Sarah Young~ Jesus Calling
"… Energy and time are precious, limited entities. Therefore, you need to use them wisely, focusing on what is truly important. As you walk close to Me… I will show you how to spend your time and energy. My word is a lamp to your feet; My presence is a Light for your path."
We left last week for a big hockey tournament in Minneapolis. I've wanted to go to the Cities to shop for school clothes for the boys, and enjoy a relaxing time. I still believe I am that old version of me, that could accomplish all of these things easily.
Yet, hockey tournaments can become all about hockey. Traveling to and from the rink, going early, watching the games, staying late. While in between games you are finding quick meals for your ravenous skater, finding skate sharpeners, etc., its a few busy days.
So this one time, I decided to do something spur of the moment, on the outside of hockey, instead.
When my friend, Kristi, invited me to come to her home on the lake, and spend time with another of our friends, Elizabeth, plus my God daughter, Brynne… how could I resist?
I skipped one of Nolan's hockey games, Friday night.
Rick brought me to a Fuddrucker's and Kristi and Brynne met me there for dinner.
Then we left for Kristi's and Brynne's home.
Soon Elizabeth arrived.
We had the best time!
Kristi and Elizabeth filled our Facebook feed with pictures of us on the deck, by the moonlit lake, giggling at the antics of the four year old entertaining us.
All of this, even though, I was still tired and semi-nauseous from infusion.
I also find my brain has a hard time when its tired. Words get lodged in there and have a hard time working their way to my mouth. Names escape me. Directions are lost. It takes so much for me to just cope with all the stimulation around me, and the newness of it all. I struggle with trying to be the same me, when that "version" of me, left long ago.
So even though I brought my camera? I took no pictures. Not a single one.
Fatigue just numbs me to a point of hardly being able to move at times.
I still however, soaked in the moments and loved each one.
But, if I'm being honest, I compromised quite a bit this past weekend.

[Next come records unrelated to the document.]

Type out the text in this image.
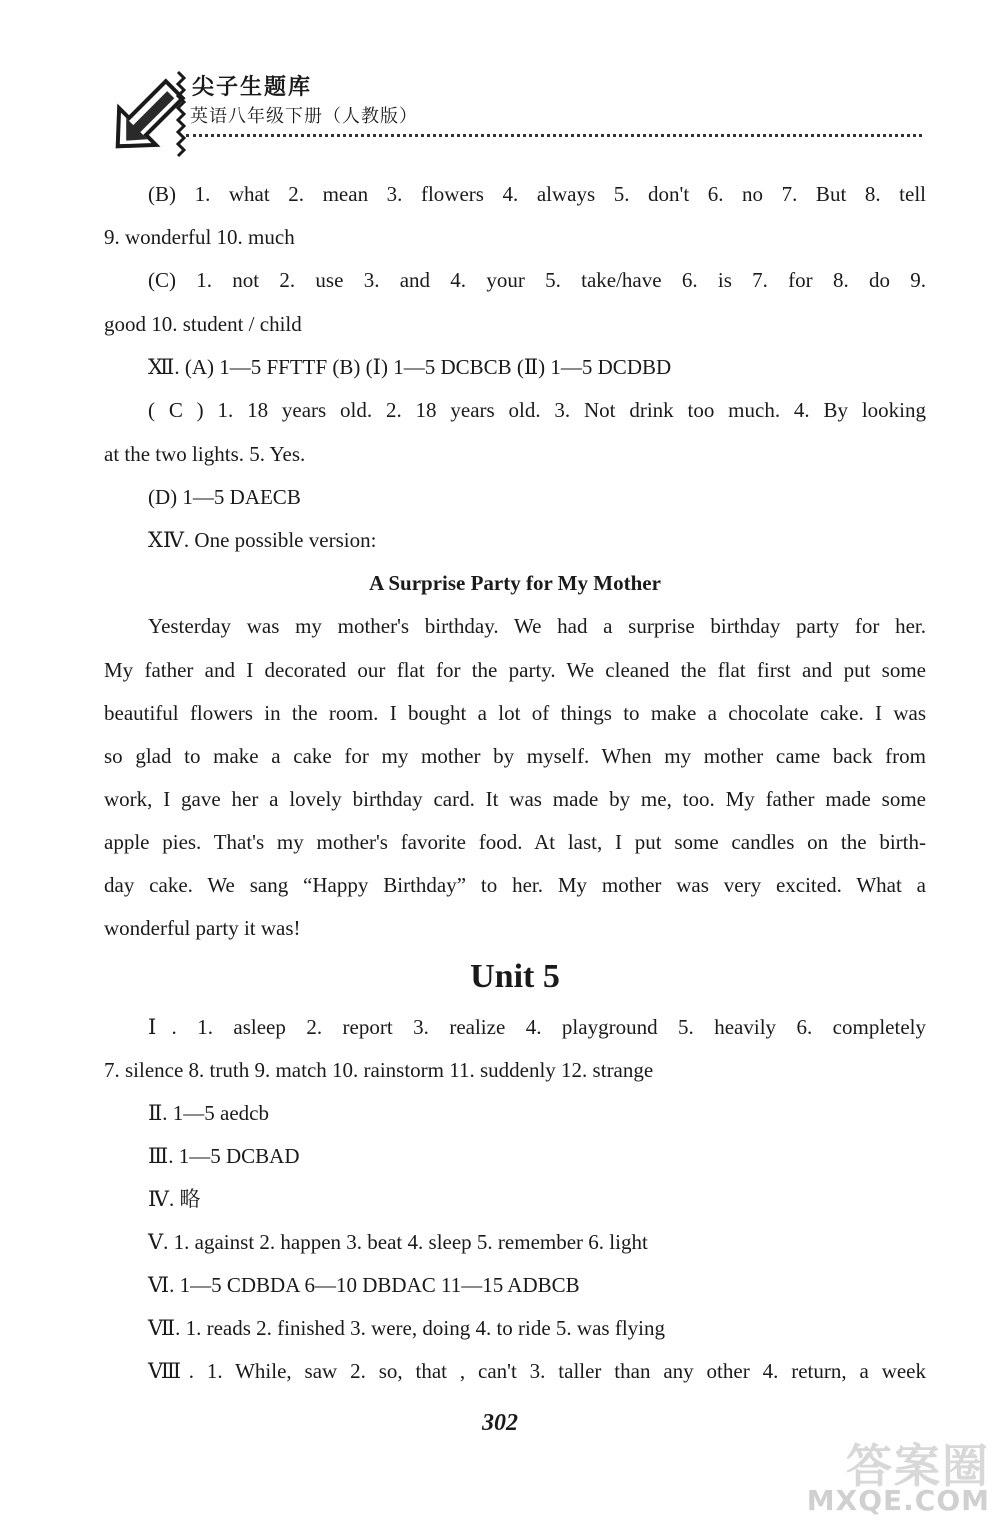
尖子生题库
英语八年级下册（人教版）
(B) 1. what 2. mean 3. flowers 4. always 5. don't 6. no 7. But 8. tell
9. wonderful 10. much
(C) 1. not 2. use 3. and 4. your 5. take/have 6. is 7. for 8. do 9.
good 10. student / child
Ⅻ. (A) 1—5 FFTTF (B) (Ⅰ) 1—5 DCBCB (Ⅱ) 1—5 DCDBD
( C ) 1. 18 years old. 2. 18 years old. 3. Not drink too much. 4. By looking
at the two lights. 5. Yes.
(D) 1—5 DAECB
ⅩⅣ. One possible version:
A Surprise Party for My Mother
Yesterday was my mother's birthday. We had a surprise birthday party for her.
My father and I decorated our flat for the party. We cleaned the flat first and put some
beautiful flowers in the room. I bought a lot of things to make a chocolate cake. I was
so glad to make a cake for my mother by myself. When my mother came back from
work, I gave her a lovely birthday card. It was made by me, too. My father made some
apple pies. That's my mother's favorite food. At last, I put some candles on the birth-
day cake. We sang “Happy Birthday” to her. My mother was very excited. What a
wonderful party it was!
Unit 5
Ⅰ. 1. asleep 2. report 3. realize 4. playground 5. heavily 6. completely
7. silence 8. truth 9. match 10. rainstorm 11. suddenly 12. strange
Ⅱ. 1—5 aedcb
Ⅲ. 1—5 DCBAD
Ⅳ. 略
Ⅴ. 1. against 2. happen 3. beat 4. sleep 5. remember 6. light
Ⅵ. 1—5 CDBDA 6—10 DBDAC 11—15 ADBCB
Ⅶ. 1. reads 2. finished 3. were, doing 4. to ride 5. was flying
Ⅷ. 1. While, saw 2. so, that , can't 3. taller than any other 4. return, a week
302
答案圈
MXQE.COM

Even though I knew what both the boys needed for clothes at the stores? By the time we drove to the Outlets, found parking, maneuvered through the crowds and got to our first store?
We fought out way through not finding anything, left, and had just 20 minutes to spend at the second store.
Like that, our time was up and we needed to head back out to get to the next game on time.
Thank goodness I have a boy who relishes athletic wear and made quick decisions.
But I didn't shop for myself at all, like I would normally do. I didn't even attempt to look for Colton's sizes. I just didn't have it in me.
I try hard to not be disappointed in what it seems I can't accomplish some days.
Nolan's team won 3 games and lost 2 this weekend.
We arrived home and I was in bed, in record time.
My head is throbbing today, and I am groggy and mind-numbingly tired.
The one thing, at the center of it all, no matter which version of me...
my grateful heart knows no bounds, and remains just as full as its ever been.
"My word is a lamp to your feet; My presence is a Light for your path."